Dia yang dulu berangkat dari keluarga yang bahagia, membahagiakan dirinya maksudku. Kemudian bertemu kenyataan bahwa dunia tak leih baik dari kamar mandinya sendiri. Dari kekecewaan itu beranjak dia memusuhi dunia. Hingga jatuh dia tersandung apa yang dinamakan kasih. Tapi kiranya kasih bukan tak terbatas, kasih tak selamanya memenuhi inginnya. Runtuh dia walau sbentar, tetapi marahnya berkobar melahap sekitarnya yang berharga.

Tak jauh dari dia, sarat akan aura kasih pula. Dia yang selama hidupnya Berjaya sesungguhnya tak lain dari anak kecil yang kesepian. Meracau tak tentu arah memanggil-manggil siapa saja yang mau jadi temannya. Kentara saja selalu kenyataan tak sesuai harapan manusia. Tak juga dia menerima manusia, karena tentu saja tak sesuai kriterianya. Dia-dia itu ingin punya yang namanya teman, tapi yang datang tertolak karna ternyata cacat dimatanya.

Disudut timur tampak bagiku dia yang mendekati sempurna, sempurna dalam terminologinya sendiri maksudku. Ribut dia mencari-cari kesalahannya sendiri, tak ingin ada stitik saja noda di pakaiannya. Itu bagus, cukup bagus bagiku. Tapi tak lebih bagus dari itik yang merapikan bulunya terus agar tak tenggelam ketika berenang. Ketika semua rapi, telaga sudah mengering.

Di sana ada lagi dia-dia yang hidup dalam tempurung, tempurung berdinding kaca yang memantulkan bayangan dirinya. Berbagai rupa bayangan itu hingga tak ada dilihat hal lain selain dirinya. Semua kata mengenai dirinya dan darinyalah semua kata menuju pada dirinya. Otaknya tumpul ditumpulkan oleh ke-aku-annya. Sejenak kupandang matanya, bibirnya menyungging kebawah, memandang remeh semua hal diluar dirinya. Tak disadari olehnya Nampak padaku ketidak-laku-annya pada masa lalu. Membuatnya menemukan urgensi agar ada yang melihat dirinya, minimal dirinya sendiri.

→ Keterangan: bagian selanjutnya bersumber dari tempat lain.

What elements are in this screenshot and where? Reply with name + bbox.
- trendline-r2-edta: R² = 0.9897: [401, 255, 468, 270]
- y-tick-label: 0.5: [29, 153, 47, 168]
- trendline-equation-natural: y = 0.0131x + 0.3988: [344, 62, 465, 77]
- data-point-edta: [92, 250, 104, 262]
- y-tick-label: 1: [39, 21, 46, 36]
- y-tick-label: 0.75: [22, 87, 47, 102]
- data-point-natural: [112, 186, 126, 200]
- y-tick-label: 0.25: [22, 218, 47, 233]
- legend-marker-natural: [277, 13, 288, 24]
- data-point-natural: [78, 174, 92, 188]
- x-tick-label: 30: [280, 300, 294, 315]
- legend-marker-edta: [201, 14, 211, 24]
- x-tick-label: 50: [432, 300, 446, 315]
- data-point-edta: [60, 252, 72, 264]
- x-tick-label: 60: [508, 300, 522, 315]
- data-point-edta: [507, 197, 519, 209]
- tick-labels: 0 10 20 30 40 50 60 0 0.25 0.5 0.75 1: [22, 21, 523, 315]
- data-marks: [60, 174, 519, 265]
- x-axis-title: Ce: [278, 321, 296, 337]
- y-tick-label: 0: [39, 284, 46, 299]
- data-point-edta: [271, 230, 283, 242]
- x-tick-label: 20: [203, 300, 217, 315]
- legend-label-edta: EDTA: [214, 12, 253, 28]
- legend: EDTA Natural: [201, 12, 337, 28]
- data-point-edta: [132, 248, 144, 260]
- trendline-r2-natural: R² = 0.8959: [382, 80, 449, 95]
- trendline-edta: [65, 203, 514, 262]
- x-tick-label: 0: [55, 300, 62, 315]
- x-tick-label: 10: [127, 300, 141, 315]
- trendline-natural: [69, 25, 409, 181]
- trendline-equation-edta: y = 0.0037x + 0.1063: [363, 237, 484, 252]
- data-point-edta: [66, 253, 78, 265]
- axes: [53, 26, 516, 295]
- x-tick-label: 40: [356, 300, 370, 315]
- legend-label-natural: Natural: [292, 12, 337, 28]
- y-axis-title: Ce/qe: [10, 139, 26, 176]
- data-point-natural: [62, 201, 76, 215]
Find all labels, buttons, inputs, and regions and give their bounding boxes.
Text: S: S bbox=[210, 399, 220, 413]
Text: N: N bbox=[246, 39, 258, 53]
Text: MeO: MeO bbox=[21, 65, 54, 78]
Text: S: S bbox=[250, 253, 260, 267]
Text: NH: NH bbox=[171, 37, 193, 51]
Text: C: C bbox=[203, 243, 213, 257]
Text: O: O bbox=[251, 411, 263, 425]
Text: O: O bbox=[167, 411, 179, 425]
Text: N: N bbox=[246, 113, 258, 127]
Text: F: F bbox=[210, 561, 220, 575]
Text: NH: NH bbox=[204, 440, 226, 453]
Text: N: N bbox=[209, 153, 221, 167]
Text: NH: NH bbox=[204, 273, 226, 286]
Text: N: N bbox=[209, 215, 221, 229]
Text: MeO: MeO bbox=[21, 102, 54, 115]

Di sayap kiri gedung itu manusia-manusia jalan ditempat. Pikirnya hal itu adalah usaha. Kata orang “sia-sia” tapi tak masuk otaknya. Tetap dilakukan hal yang sama. Seakan hidupnya tak pernah mempelajari sesuatu. Sesuatu yang baru. Seketika lelah dia-dia itu, maka mulai merunduk, nyaris bersujud. Gelisah dia-dia itu pada tiap konsep yang dipercayai. Melakukan refleksi diri dengan cara: jalan ditempat.

Yang paling mengusik pandanganku adalah dia-dia yang maju menerjang melampaui zona nyaman orang lain. Mendekatkan diri pada objeknya secara langsung dan terang-terangan, dengan harapan objeknya akan menyadari keberadaannya. “Bukan kah itu hal yang cukup bodoh?” ketika pertanyaan itu kusampaikan pada dia-dia itu, marah dan meledak sejadi-jadinya. Segala beban mendadak ditumpahkan padaku dalam sekali aksi. Mereka katakana aku merusak rencana. Rencana yang kiranya sempurna bagi dia-dia itu tak lain hanya angan-angan gombal. Karna rencana matang selayaknya terpaut dengan resiko yang nyata.Ha itu tak terpikirkan rupanya. Atau terpikirkan namun dilupakan.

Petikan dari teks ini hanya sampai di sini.